It was an announcement that took many Australians by complete surprise – and caught federal MPs on the back foot. In January, China declared it would no longer import waste from other countries for recycling.
To those of us who had no idea we'd been shipping more than 50 per cent of our waste to China, suddenly our recycling bins lost much of their eco-friendly allure. Then we learnt that the recycling industry had been under strain for years as the price for recyclable waste dropped as much as two-thirds. Is the China blockade a death sentence for the 800 or so companies recycling waste in Australia?
"No, but we need a lot more support from Canberra," says Gayle Sloan, CEO at the Waste Management Association of Australia. "We'd been warning the federal government for years that relying on export markets for recyclables is risky and not in the national interest."

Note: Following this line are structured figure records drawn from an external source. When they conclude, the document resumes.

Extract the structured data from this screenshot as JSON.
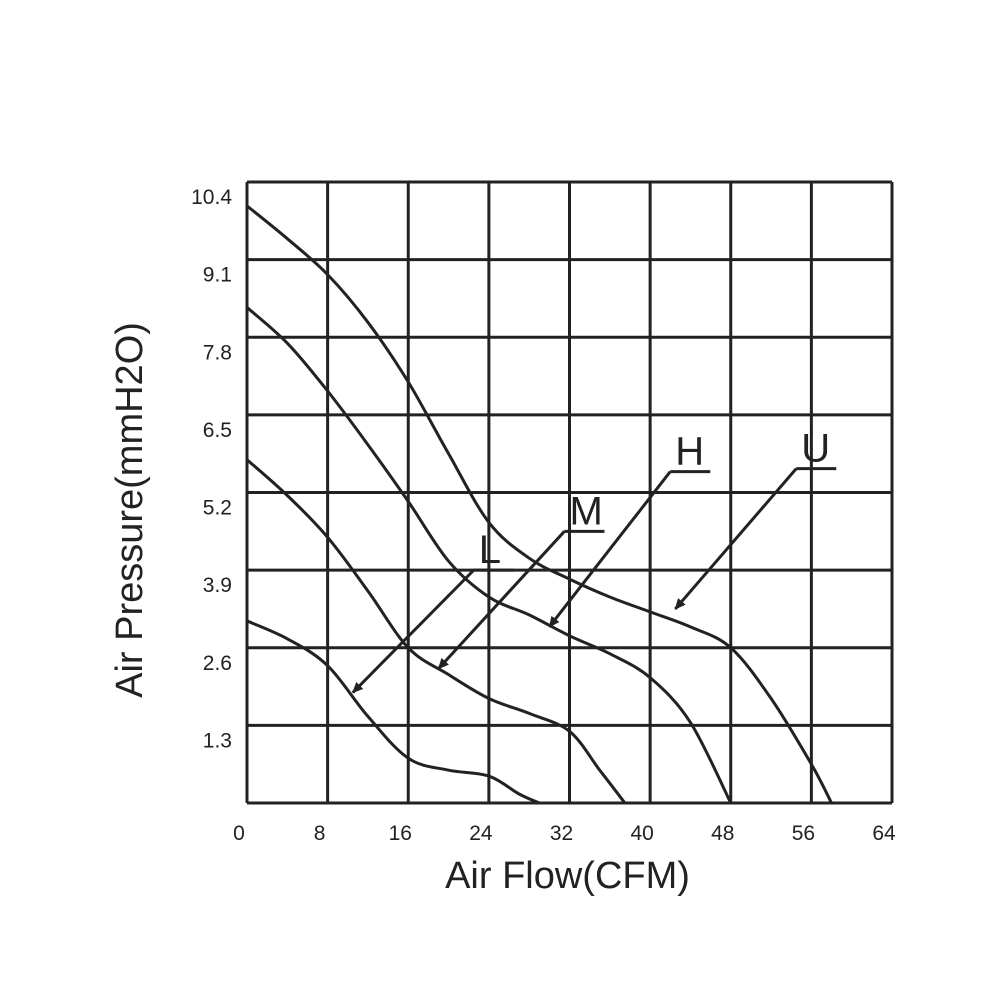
{
  "chart_data": {
    "type": "line",
    "title": "",
    "xlabel": "Air Flow(CFM)",
    "ylabel": "Air Pressure(mmH2O)",
    "xlim": [
      0,
      64
    ],
    "ylim": [
      0,
      10.4
    ],
    "x_ticks": [
      "0",
      "8",
      "16",
      "24",
      "32",
      "40",
      "48",
      "56",
      "64"
    ],
    "y_ticks": [
      "1.3",
      "2.6",
      "3.9",
      "5.2",
      "6.5",
      "7.8",
      "9.1",
      "10.4"
    ],
    "grid": true,
    "line_color": "#222222",
    "series": [
      {
        "name": "U",
        "points": [
          [
            0,
            10.0
          ],
          [
            4,
            9.45
          ],
          [
            8,
            8.85
          ],
          [
            12,
            8.05
          ],
          [
            16,
            7.05
          ],
          [
            20,
            5.85
          ],
          [
            24,
            4.7
          ],
          [
            28,
            4.1
          ],
          [
            32,
            3.75
          ],
          [
            36,
            3.45
          ],
          [
            40,
            3.2
          ],
          [
            44,
            2.95
          ],
          [
            48,
            2.6
          ],
          [
            52,
            1.75
          ],
          [
            56,
            0.65
          ],
          [
            58,
            0.0
          ]
        ]
      },
      {
        "name": "H",
        "points": [
          [
            0,
            8.3
          ],
          [
            4,
            7.7
          ],
          [
            8,
            6.9
          ],
          [
            12,
            6.0
          ],
          [
            16,
            5.05
          ],
          [
            20,
            4.05
          ],
          [
            24,
            3.45
          ],
          [
            28,
            3.15
          ],
          [
            32,
            2.8
          ],
          [
            36,
            2.5
          ],
          [
            40,
            2.1
          ],
          [
            44,
            1.35
          ],
          [
            48,
            0.0
          ]
        ]
      },
      {
        "name": "M",
        "points": [
          [
            0,
            5.75
          ],
          [
            4,
            5.15
          ],
          [
            8,
            4.45
          ],
          [
            12,
            3.55
          ],
          [
            16,
            2.6
          ],
          [
            20,
            2.15
          ],
          [
            24,
            1.75
          ],
          [
            28,
            1.5
          ],
          [
            32,
            1.2
          ],
          [
            35,
            0.55
          ],
          [
            37.5,
            0.0
          ]
        ]
      },
      {
        "name": "L",
        "points": [
          [
            0,
            3.05
          ],
          [
            4,
            2.75
          ],
          [
            8,
            2.3
          ],
          [
            12,
            1.45
          ],
          [
            16,
            0.75
          ],
          [
            20,
            0.55
          ],
          [
            24,
            0.45
          ],
          [
            27,
            0.15
          ],
          [
            29,
            0.0
          ]
        ]
      }
    ],
    "labels": [
      {
        "series": "L",
        "text": "L",
        "label_at": [
          22.5,
          3.9
        ],
        "arrow_to": [
          10.5,
          1.85
        ]
      },
      {
        "series": "M",
        "text": "M",
        "label_at": [
          31.5,
          4.55
        ],
        "arrow_to": [
          19,
          2.25
        ]
      },
      {
        "series": "H",
        "text": "H",
        "label_at": [
          42,
          5.55
        ],
        "arrow_to": [
          30,
          2.95
        ]
      },
      {
        "series": "U",
        "text": "U",
        "label_at": [
          54.5,
          5.6
        ],
        "arrow_to": [
          42.5,
          3.25
        ]
      }
    ]
  }
}
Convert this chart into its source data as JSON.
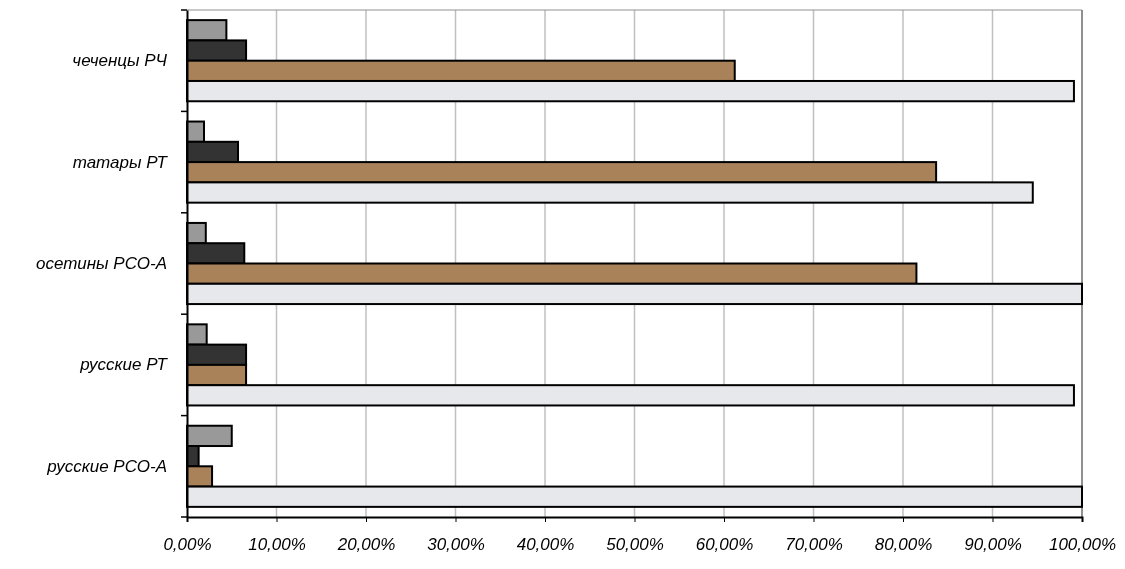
{
  "chart_data": {
    "type": "bar",
    "orientation": "horizontal",
    "categories": [
      "чеченцы РЧ",
      "татары РТ",
      "осетины РСО-А",
      "русские РТ",
      "русские РСО-А"
    ],
    "series": [
      {
        "color": "#999999",
        "values": [
          4.4,
          1.9,
          2.1,
          2.2,
          5.0
        ]
      },
      {
        "color": "#333333",
        "values": [
          6.6,
          5.7,
          6.4,
          6.6,
          1.3
        ]
      },
      {
        "color": "#a9825a",
        "values": [
          61.2,
          83.7,
          81.5,
          6.6,
          2.8
        ]
      },
      {
        "color": "#e6e8ec",
        "values": [
          99.1,
          94.5,
          100,
          99.1,
          100
        ]
      }
    ],
    "xlim": [
      0,
      100
    ],
    "xticks": [
      {
        "value": 0,
        "label": "0,00%"
      },
      {
        "value": 10,
        "label": "10,00%"
      },
      {
        "value": 20,
        "label": "20,00%"
      },
      {
        "value": 30,
        "label": "30,00%"
      },
      {
        "value": 40,
        "label": "40,00%"
      },
      {
        "value": 50,
        "label": "50,00%"
      },
      {
        "value": 60,
        "label": "60,00%"
      },
      {
        "value": 70,
        "label": "70,00%"
      },
      {
        "value": 80,
        "label": "80,00%"
      },
      {
        "value": 90,
        "label": "90,00%"
      },
      {
        "value": 100,
        "label": "100,00%"
      }
    ],
    "grid": "x"
  }
}
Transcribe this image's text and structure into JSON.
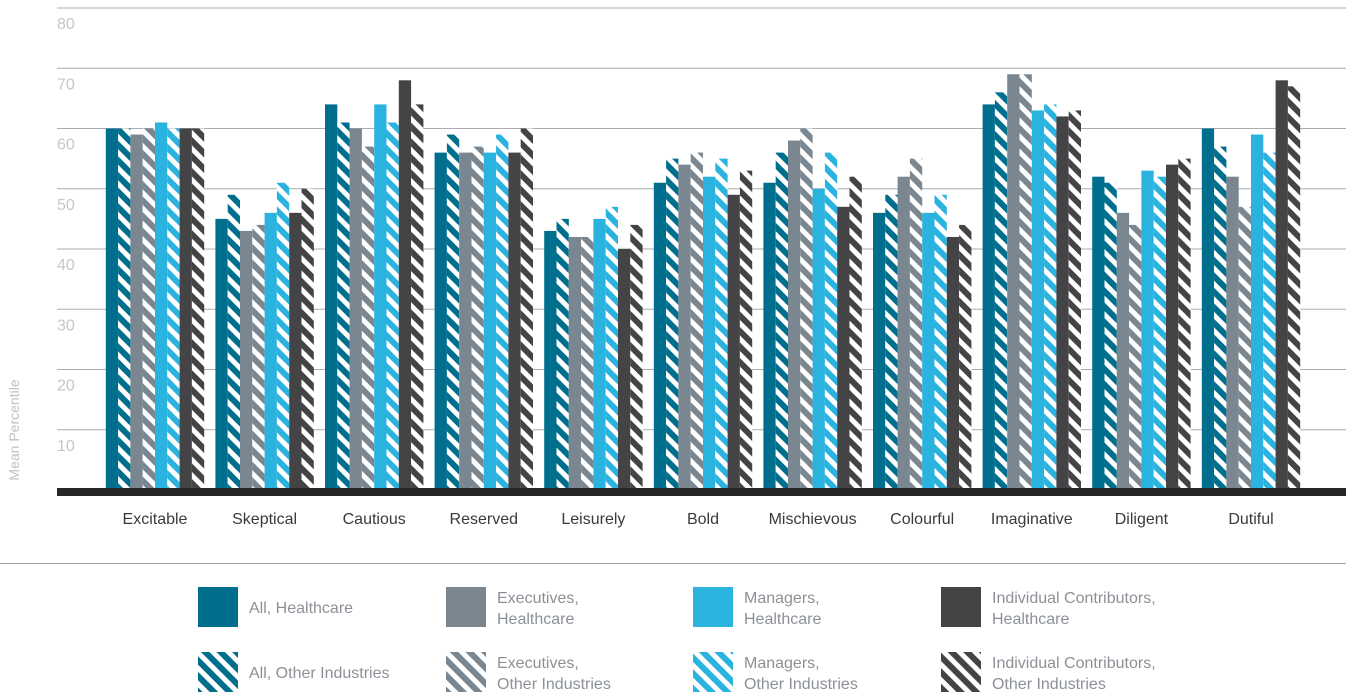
{
  "chart_data": {
    "type": "bar",
    "ylabel": "Mean Percentile",
    "ylim": [
      0,
      80
    ],
    "yticks": [
      "10",
      "20",
      "30",
      "40",
      "50",
      "60",
      "70",
      "80"
    ],
    "grid": true,
    "legend_position": "bottom",
    "categories": [
      "Excitable",
      "Skeptical",
      "Cautious",
      "Reserved",
      "Leisurely",
      "Bold",
      "Mischievous",
      "Colourful",
      "Imaginative",
      "Diligent",
      "Dutiful"
    ],
    "series": [
      {
        "name": "All, Healthcare",
        "legend_lines": [
          "All, Healthcare"
        ],
        "color": "#006f8e",
        "pattern": "solid",
        "values": [
          60,
          45,
          64,
          56,
          43,
          51,
          51,
          46,
          64,
          52,
          60
        ]
      },
      {
        "name": "All, Other Industries",
        "legend_lines": [
          "All, Other Industries"
        ],
        "color": "#006f8e",
        "pattern": "striped",
        "values": [
          60,
          49,
          61,
          59,
          45,
          55,
          56,
          49,
          66,
          51,
          57
        ]
      },
      {
        "name": "Executives, Healthcare",
        "legend_lines": [
          "Executives,",
          "Healthcare"
        ],
        "color": "#7a8690",
        "pattern": "solid",
        "values": [
          59,
          43,
          60,
          56,
          42,
          54,
          58,
          52,
          69,
          46,
          52
        ]
      },
      {
        "name": "Executives, Other Industries",
        "legend_lines": [
          "Executives,",
          "Other Industries"
        ],
        "color": "#7a8690",
        "pattern": "striped",
        "values": [
          60,
          44,
          57,
          57,
          42,
          56,
          60,
          55,
          69,
          44,
          47
        ]
      },
      {
        "name": "Managers, Healthcare",
        "legend_lines": [
          "Managers,",
          "Healthcare"
        ],
        "color": "#2bb3e0",
        "pattern": "solid",
        "values": [
          61,
          46,
          64,
          56,
          45,
          52,
          50,
          46,
          63,
          53,
          59
        ]
      },
      {
        "name": "Managers, Other Industries",
        "legend_lines": [
          "Managers,",
          "Other Industries"
        ],
        "color": "#2bb3e0",
        "pattern": "striped",
        "values": [
          60,
          51,
          61,
          59,
          47,
          55,
          56,
          49,
          64,
          52,
          56
        ]
      },
      {
        "name": "Individual Contributors, Healthcare",
        "legend_lines": [
          "Individual Contributors,",
          "Healthcare"
        ],
        "color": "#444446",
        "pattern": "solid",
        "values": [
          60,
          46,
          68,
          56,
          40,
          49,
          47,
          42,
          62,
          54,
          68
        ]
      },
      {
        "name": "Individual Contributors, Other Industries",
        "legend_lines": [
          "Individual Contributors,",
          "Other Industries"
        ],
        "color": "#444446",
        "pattern": "striped",
        "values": [
          60,
          50,
          64,
          60,
          44,
          53,
          52,
          44,
          63,
          55,
          67
        ]
      }
    ]
  }
}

Each Australian produces an average of 2.7 tonnes of waste a year, and Sloan says the China shutdown is an opportunity for us to increase the proportion of waste, now about 60 per cent, that is recycled. The dividends from recycling include less landfill, less pollution and new sustainable products. "For every one tonne of waste recycled, we create one job," says Sloan. "Australian recycling companies are highly innovative, turning glass bottles into paving material for roads, for example."
Cutting our waste, says Sloan, will require a whole-of-government approach. "Local government is where the rubber hits the road, with recycling. The states set the regulatory framework, but the federal government has to provide the national financial incentives."
What we want to avoid is the collapse of suburban recycling collections, says Alejandra Laclette, Recycling Label Program Manager with Planet Ark. "I grew up in Mexico, where there is no kerbside recycling system," she says. "So many natural systems in Mexico are degraded by waste – some even close to tourist areas like Cancún."
Planet Ark recently launched a new, easy-to-understand labelling system that shows how to dispose of each piece of a product package. "It's simple, at-a-glance labelling," says Laclette, "and that's what we all need."